In the summer, no place is more alive. The gay bars, spilling color and glitter onto the tourist-clotted streets. Artists painting in front yards and down at the shore. The smells of saltwater taffy and fried clams. In the winter the excitement dies down, except for the year-rounders, the writers, and a few barnacled souls drinking away the brooding, cold days.
Located at the very tip of Cape Cod, this historical seaside community has long attracted artists, dreamers, outsiders, and those seeking reinvention. Its rich cultural history, dramatic coastline, and close-knit community provide the perfect backdrop for a story where memory, belonging, and long-buried secrets collide.

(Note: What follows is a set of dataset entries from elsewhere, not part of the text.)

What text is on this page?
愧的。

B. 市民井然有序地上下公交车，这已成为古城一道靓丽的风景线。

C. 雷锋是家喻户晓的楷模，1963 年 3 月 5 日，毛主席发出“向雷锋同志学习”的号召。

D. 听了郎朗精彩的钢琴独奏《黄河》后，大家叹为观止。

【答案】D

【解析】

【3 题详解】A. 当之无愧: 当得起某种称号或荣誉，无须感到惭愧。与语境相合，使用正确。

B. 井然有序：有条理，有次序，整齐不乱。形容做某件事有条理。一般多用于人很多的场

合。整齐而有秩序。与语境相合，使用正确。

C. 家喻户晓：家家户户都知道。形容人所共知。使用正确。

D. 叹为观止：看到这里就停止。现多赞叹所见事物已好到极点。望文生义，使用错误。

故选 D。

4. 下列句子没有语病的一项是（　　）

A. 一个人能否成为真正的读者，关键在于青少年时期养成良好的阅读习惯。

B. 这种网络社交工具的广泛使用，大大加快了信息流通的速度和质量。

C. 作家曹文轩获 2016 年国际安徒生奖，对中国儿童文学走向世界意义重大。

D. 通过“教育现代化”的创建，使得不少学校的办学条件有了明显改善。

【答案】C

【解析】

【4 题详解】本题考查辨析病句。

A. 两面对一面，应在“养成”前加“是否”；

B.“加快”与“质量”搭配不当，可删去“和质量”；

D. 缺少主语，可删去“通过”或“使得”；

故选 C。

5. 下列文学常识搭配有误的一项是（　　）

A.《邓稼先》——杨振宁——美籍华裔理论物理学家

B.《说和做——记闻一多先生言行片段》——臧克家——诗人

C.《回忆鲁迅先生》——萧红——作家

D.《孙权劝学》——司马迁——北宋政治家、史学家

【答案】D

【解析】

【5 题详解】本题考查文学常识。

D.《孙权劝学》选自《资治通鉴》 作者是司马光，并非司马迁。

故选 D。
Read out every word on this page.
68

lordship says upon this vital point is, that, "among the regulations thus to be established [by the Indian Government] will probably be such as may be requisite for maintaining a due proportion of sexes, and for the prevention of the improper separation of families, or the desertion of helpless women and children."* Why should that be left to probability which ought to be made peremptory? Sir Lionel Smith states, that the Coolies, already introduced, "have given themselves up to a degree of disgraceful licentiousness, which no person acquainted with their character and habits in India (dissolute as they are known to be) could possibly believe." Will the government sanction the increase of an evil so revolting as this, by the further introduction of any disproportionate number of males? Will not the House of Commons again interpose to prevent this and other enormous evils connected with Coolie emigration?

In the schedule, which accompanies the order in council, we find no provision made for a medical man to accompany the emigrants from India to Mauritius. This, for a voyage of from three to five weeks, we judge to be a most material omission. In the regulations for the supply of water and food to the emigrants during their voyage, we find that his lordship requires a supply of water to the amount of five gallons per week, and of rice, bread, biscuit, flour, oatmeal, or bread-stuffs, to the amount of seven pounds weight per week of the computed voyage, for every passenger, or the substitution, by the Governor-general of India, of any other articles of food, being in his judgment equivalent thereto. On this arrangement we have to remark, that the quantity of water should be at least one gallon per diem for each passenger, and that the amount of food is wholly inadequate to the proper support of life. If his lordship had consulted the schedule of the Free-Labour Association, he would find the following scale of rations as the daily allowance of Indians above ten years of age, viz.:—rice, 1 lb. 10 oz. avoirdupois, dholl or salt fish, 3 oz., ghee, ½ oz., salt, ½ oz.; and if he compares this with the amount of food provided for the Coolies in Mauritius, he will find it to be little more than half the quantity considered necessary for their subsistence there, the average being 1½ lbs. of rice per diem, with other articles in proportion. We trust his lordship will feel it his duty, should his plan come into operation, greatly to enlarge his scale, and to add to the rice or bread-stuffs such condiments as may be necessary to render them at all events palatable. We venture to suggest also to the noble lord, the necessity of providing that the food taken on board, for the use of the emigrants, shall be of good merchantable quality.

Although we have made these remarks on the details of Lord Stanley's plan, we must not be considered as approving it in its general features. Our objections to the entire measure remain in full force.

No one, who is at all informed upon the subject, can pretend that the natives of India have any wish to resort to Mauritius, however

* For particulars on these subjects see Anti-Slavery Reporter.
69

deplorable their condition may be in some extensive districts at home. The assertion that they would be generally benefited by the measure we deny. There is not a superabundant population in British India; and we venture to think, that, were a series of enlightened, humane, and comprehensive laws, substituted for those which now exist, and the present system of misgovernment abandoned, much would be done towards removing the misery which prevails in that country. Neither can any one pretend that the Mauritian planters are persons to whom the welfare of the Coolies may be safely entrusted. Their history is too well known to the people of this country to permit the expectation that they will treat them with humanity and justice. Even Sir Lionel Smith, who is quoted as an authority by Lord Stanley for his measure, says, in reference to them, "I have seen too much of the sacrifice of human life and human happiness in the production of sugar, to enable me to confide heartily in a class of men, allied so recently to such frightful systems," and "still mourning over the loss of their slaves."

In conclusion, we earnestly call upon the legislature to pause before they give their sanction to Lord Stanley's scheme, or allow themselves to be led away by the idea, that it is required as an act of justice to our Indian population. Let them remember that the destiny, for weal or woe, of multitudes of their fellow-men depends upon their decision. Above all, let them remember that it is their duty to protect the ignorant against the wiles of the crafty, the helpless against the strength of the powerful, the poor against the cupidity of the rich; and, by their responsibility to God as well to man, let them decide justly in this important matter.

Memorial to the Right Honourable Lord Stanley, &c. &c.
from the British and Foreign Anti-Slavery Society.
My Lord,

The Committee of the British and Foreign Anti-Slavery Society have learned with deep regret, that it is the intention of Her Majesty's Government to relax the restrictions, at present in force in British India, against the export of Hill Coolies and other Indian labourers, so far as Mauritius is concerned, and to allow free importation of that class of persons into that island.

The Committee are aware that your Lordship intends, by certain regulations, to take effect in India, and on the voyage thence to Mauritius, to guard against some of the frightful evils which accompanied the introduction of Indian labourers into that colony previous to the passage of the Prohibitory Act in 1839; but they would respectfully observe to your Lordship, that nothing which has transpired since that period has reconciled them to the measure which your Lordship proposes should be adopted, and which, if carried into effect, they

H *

Throughout the novel, Provincetown is more than a setting. It becomes a force that shapes the characters, deepens the mystery, and reminds readers that the past is never so far out at sea that it won’t return again with the tide.
Sisters Pia and Jenn Cutter are thrust back into the chaos of their often turbulent childhood by the death of their father, a renowned Cape Cod artist and lifelong drinker old enough to be their grandfather.
While the famous around them made creative history, Pia and Jenn spent their childhood summers in Provincetown in blissful ignorance of adult matters. Instead, they focused on doing whatever kid stuff they wanted under the blazing sun, in the cooling sea, and amid colorful shelves of penny candy.
But now as adults, out of nowhere, town locals begin attempting to erase them from their father’s life and their shared history. Someone then steals their father’s corpse, and a mysterious stranger surfaces, claiming to be the real and only daughter of the old artist. Who the hell’s this “daughter”? The sisters feel on the edge of an ancient cliff, facing an impossible choice: Do they protect themselves from the old craziness, or drop anchor and fight?
Pia and Jenn have no idea how deeply twisted are the crimes against them.